The project, led by the Open Institute, with Development Initiatives working as the partner responsible for data quality and analysis, has begun with a pilot study into community-generated data in Lanet Umoja, Kenya. The study’s aims were simple: explore whether communities can assess and identify their own local development priorities using the Sustainable Development Goals (SDGs), and help them to generate timely and accurate data that feeds into local and national development intervention plans. This would help ensure the SDGs are met for their community, and that the data is available and accessible in an open format through Lanet Open County portal.

The study is due for completion in October 2016 but already it makes a strong case for the benefits of community-generated data. Two rounds of data collection covering 9,136 households have shown that this local approach is more cost-effective in collecting census data. Furthermore, the method used in this exercise demonstrates the value of collecting SDG data based on local interpretations of the Global Goals, making them more relevant to people’s aspirations for social progress. Just ten months in and already the project has led to improved buy-in to the Global Goals – a better understanding of what they are and how they can be useful as a planning and participatory tool. The project has already led to tangible changes in people’s lives – with Lanet Umoja residents drinking and cooking with clean water for the first time.

  • The community generated data on number of households and household sizes is real data, not based on a sample survey of households in the wider population.

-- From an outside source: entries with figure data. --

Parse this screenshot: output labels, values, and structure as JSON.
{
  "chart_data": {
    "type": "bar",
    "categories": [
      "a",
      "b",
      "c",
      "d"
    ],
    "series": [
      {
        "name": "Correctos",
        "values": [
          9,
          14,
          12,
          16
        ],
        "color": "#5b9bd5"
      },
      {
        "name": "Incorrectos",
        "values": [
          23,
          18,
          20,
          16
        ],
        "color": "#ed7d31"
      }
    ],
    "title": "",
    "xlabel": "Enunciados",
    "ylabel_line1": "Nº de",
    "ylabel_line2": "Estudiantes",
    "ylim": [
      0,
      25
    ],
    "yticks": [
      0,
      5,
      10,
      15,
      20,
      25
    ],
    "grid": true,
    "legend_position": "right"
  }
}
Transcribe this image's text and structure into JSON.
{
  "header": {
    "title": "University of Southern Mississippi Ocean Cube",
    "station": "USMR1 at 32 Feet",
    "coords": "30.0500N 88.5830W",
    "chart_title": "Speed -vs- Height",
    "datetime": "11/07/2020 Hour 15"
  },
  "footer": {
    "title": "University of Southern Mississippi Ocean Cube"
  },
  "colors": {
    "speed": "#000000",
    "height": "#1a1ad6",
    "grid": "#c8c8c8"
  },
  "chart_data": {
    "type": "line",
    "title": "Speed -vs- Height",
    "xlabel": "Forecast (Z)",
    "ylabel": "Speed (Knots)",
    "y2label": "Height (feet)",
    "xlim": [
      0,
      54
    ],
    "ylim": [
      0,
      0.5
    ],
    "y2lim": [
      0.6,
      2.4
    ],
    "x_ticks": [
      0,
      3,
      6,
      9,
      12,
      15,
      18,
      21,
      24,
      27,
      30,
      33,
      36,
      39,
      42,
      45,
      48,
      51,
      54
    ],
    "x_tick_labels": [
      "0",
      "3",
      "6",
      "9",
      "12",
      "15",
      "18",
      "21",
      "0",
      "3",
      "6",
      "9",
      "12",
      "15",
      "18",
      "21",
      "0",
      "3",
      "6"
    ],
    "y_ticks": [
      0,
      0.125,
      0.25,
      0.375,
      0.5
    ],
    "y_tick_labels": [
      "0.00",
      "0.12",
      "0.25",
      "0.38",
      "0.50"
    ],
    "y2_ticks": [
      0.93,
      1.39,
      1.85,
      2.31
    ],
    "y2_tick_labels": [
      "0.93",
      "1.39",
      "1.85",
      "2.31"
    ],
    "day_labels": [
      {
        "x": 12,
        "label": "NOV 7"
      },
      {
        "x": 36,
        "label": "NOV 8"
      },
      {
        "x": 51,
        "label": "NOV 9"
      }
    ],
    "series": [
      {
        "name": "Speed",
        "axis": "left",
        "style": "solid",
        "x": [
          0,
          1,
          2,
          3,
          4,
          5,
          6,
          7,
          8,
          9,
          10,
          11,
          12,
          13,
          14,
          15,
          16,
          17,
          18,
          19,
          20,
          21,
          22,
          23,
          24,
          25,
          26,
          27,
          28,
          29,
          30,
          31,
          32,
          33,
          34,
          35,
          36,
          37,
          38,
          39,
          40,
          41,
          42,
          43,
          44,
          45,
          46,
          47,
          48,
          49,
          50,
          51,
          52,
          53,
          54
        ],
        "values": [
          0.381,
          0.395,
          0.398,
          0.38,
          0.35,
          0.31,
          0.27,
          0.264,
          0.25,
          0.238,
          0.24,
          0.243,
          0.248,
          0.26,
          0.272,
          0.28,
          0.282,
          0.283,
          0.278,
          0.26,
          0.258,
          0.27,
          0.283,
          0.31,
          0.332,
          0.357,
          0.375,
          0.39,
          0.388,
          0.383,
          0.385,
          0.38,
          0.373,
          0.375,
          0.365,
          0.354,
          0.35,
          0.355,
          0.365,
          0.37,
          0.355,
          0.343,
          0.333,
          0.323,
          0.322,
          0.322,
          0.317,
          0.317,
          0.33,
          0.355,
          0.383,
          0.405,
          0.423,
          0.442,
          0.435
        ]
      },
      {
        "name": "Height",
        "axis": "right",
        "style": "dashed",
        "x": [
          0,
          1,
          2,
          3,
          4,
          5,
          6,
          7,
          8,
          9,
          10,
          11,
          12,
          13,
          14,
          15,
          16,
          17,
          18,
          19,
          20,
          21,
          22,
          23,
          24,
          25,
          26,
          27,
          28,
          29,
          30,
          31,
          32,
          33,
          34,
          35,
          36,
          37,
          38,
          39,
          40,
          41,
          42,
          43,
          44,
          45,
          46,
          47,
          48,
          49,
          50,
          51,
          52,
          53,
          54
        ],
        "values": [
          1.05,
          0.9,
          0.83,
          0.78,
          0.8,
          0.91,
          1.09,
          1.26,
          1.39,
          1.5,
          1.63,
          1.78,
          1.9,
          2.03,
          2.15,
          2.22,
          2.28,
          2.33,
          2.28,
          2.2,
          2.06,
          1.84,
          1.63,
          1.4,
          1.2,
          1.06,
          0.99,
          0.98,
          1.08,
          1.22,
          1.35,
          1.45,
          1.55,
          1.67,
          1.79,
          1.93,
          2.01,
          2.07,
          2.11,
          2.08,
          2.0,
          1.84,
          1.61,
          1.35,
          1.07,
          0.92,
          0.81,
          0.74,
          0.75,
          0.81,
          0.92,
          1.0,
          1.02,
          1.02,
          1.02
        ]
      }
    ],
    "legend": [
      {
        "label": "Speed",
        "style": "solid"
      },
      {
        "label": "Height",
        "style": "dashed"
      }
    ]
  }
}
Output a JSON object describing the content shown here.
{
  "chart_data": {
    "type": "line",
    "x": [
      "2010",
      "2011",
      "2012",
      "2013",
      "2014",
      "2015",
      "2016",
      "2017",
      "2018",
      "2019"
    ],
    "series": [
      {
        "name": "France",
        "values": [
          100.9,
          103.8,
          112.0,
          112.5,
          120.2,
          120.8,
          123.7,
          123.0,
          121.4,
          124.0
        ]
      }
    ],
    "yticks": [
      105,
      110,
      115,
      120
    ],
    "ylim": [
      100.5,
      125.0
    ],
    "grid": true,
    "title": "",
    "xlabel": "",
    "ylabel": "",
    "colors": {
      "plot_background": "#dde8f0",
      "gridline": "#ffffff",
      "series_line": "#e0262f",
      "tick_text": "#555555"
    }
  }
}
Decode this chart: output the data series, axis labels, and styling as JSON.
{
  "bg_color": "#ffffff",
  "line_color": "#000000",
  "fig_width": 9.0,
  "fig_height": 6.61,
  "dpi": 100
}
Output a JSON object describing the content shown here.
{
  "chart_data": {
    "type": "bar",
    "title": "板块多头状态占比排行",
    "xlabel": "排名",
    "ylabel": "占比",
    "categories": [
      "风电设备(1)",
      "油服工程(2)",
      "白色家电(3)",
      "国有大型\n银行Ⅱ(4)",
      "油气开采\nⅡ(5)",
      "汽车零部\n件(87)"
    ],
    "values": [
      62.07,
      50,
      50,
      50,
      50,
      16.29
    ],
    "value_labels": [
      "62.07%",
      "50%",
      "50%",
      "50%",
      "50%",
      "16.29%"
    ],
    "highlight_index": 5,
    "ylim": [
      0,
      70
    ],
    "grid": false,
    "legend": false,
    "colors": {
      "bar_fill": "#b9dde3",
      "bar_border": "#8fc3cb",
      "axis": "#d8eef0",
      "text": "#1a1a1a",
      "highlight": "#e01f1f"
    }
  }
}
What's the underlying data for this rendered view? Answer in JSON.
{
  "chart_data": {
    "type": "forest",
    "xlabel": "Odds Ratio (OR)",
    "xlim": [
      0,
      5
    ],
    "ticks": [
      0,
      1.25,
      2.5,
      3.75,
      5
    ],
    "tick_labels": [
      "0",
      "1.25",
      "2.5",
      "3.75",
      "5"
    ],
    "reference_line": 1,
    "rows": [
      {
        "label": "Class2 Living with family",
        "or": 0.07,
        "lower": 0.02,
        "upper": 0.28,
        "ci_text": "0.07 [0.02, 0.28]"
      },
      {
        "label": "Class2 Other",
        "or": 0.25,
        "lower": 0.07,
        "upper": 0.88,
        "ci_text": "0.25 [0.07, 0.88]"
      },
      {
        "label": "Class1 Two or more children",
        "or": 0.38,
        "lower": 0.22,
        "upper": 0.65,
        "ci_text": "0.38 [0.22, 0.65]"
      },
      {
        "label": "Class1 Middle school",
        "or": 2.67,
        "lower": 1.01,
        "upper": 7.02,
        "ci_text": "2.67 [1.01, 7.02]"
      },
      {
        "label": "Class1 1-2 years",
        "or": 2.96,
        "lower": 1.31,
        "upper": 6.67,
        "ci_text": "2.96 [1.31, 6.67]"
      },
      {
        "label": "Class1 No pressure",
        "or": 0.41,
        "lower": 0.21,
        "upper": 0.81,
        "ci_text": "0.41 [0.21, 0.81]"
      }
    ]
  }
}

  • Household budget data is recent and collected by knowledgeable residents, who can better cross-check the responses to expenditure module of the report. This serves to reduce reporting errors on key aspects of the survey. Household expenditure structure is not extrapolated from a large sample: rather, it is built bottom-up from the collected data as reported by each individual household. By cross-referencing with a real dependency ratio calculated from this data, consumption per capita makes more sense than when calculated across a large population using inferences based on average household sizes.
  • Overall, the database from this exercise can be built overtime to capture real social progress – in access to basic social services, for instance – and a measure of improvements to living standards in the long run.